Welcome to A Writer's Landscape!

You have entered the realm of my mind where words play with the fabric of our existence. This is the map of my imagination: the very foundations of inspiration, musing, and thought splayed for your wandering eyes. Dive deep into the tides of these forces and experience my reality, my fantasy, my world; and if you should be so inclined, share your words with this land.

Peace and Love!

J Hart F

Friday, November 5, 2010

Finding an End

I wish the end was as clear as a novel where turning a page proves the finality of a period. Unfortunately, life doesn't grant such simplicity.
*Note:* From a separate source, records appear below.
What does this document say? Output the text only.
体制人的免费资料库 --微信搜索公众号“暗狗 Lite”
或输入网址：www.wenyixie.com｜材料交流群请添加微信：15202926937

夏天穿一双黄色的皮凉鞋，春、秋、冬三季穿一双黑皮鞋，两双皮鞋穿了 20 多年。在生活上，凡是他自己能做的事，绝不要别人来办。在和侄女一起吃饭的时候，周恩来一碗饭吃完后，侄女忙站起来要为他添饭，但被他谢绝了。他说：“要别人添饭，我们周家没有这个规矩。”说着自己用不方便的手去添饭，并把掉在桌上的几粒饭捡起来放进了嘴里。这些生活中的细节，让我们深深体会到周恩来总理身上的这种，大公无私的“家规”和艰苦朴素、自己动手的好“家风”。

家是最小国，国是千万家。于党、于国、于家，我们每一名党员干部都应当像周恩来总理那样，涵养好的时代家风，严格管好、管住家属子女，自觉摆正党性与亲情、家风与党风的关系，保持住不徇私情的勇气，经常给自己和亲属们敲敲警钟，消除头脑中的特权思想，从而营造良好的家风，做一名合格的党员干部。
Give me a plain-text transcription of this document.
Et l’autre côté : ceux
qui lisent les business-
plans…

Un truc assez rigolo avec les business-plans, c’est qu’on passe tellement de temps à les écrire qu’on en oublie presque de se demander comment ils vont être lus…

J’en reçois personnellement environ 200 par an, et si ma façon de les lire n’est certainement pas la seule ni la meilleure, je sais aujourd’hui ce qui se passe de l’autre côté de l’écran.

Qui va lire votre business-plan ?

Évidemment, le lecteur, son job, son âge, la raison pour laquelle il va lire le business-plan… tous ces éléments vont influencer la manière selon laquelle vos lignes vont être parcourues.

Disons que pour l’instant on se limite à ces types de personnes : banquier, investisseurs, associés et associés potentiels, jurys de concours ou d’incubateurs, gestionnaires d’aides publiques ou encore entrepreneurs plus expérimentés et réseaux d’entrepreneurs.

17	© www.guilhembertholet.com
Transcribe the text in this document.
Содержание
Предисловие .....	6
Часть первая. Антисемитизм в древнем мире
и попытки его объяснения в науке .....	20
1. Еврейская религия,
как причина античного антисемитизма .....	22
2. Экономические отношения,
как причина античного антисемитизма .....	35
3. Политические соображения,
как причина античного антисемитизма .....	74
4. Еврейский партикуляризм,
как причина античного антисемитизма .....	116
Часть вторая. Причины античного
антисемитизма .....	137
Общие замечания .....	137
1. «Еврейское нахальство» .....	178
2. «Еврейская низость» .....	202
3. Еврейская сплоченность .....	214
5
A candle's flame, dancing in fickle illumination and warmth, can disappear at any moment and suddenly never work again. Even popular television shows aren't guaranteed a solidified ending.

What about things that really matter then?

Life itself is too deep to really try to find an ending. Who truly knows when life ends? Sure, the beating of a heart and intake of breath are classic symbols of sustained living. Neurons firing in the brain, still causing the eyes to take in the very last images of the world, is possibly a better scientific marker of life. Even so, no-one can logically determine what happens to our experience after our bodies die (if there even is an experience of 'living' after death...). This isn't what concerns me, though. This topic is far to philosophical for me to tackle.

The end I'm finding is a chapter of my life. I feel it coming. I understand the significance. I notice the symbols swirling around in mystical illusions so near yet buried from my perception. This chapter has no pages. There are no words describing the moving of time and shifting of my world. Only the arbitrary emotions, whimsical and fleeting, carry the weight of this end.

What's ending?

Honestly I don't know. Then what is changing?

Life. I'm understanding my desires on a deeper level day by day. I'm discovering motivation, ambition, and pride. I feel and comprehend a jealousy for freedom I didn't know I had. I know how to be happy, even when I'm not. (The difference for this was a matter of acting and suppressing. Now I truly am happy when I want to be.) I'm harboring a better sense of kinship with my loved ones and finally seeing who truly is friend. But I also feel shifts in relationships because of this. I'm wondering if these tumultuous emotions are playing too deeply when their existence should persist only topically.

I have fear for this type of change. I'm afraid of this ending, of this beginning. The steps that come are heavy... and good... Which pace will I take to get to the next chapter? And with whom do I discuss? My head? Heart? Soul? Or someone entirely different, unbiased, and detached?

I talk to words, and search inside their meaning. I see their intricate worship and fend off my decay. Perhaps I will see something soon in the lyrics of my life. Look forward to it, and help me research.